It’s hard to believe that I came to Japan 8 years ago this month. Before that I had never lived anywhere except Tulsa, Oklahoma, and in the last 8 years, I’ve only been back home a handful of times.
I miss home, and all my friends and family. All the food, and the thunderstorms in the spring. I miss playing guitar while watching the crazy thunderstorms. I miss puffy taco Wednesdays. Hell, I can’t list all the things that I miss here. It’s just the tip of the iceberg.
After reminiscing a bit, I started to realize how much I’ve done since I’ve been in Japan. I’ve become a teacher, and then been in one of the largest earthquakes ever recorded shortly after. I learned how to live completely on my own. I traveled to Korea, Thailand, and Indonesia. I got married, had a child, and then got divorced (well, started the process anyway). I’ve had to face one of the biggest challenges of my life so far in the courts in Japan. I’ve become a headhunter, and I’ve written a book. I’ve joined groups to learn how to speak in public (I promise I’ll be better if anyone ever needs me to do a best man speech again), and I’ve started doing Brazilian Jiu Jitsu. I’ve been in both the best and worse physical shape since high school. I’ve read more books in a couple years than I have in my whole life (nearly 50 this year alone if you include audio books).

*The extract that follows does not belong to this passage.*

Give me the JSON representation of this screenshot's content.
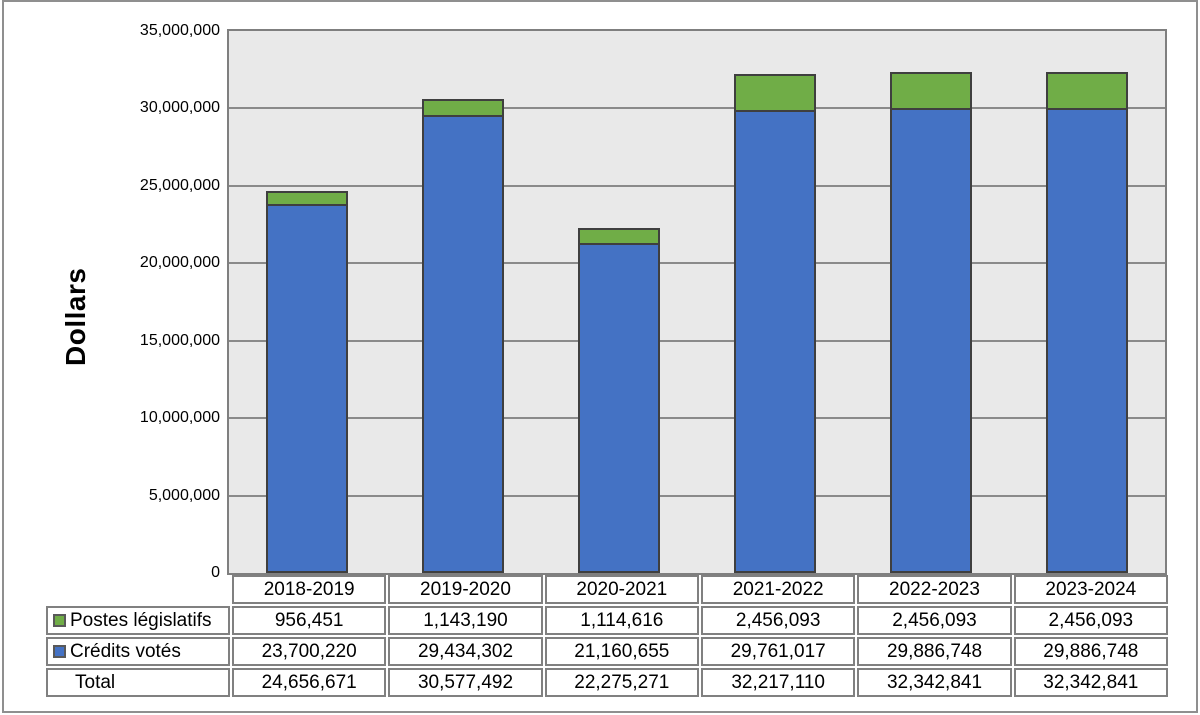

In all of that, the lesson that most stands out to me is persistence. It was one of the things that I never quite had before I came to Japan, and if it’s the only lesson that I learn while I’m here, then my time here will be well worth it. Not to be too cliche, but it’s true that anything worth doing is difficult, and it takes a lot of time. If you give up anytime things get difficult, then you’ll never accomplish anything of value.
That’s what I did before I came to Japan. I did that with all my music instruments, my sports, and even my business. I don’t feel like I ever really engaged myself 100%, and that’s why I never became great at any of them. I was a dilettante (still am really). Persistence pays off in anything you do, but if you really want to find success (at least what I think of as success), you have to learn to stick with the thing you want to be successful at.
Don’t get me wrong. Hobbies are great. It’s good to find things where you can spend some of your time and get some R&R while simultaneously improving some aspect of yourself. You can’t dedicate yourself 100% to every single thing you do. But you can find the one or two things that are the most important things in your life. The things that make you want to wake up in the mornings. And it’s for those things that I am learning persistence.
I didn’t really intend this to become a motivational piece, but rather a reminiscence of the last 8 years, so I’ll stop before I get too high on my persistence soapbox.
I just want everyone to know things are going well and I miss you all!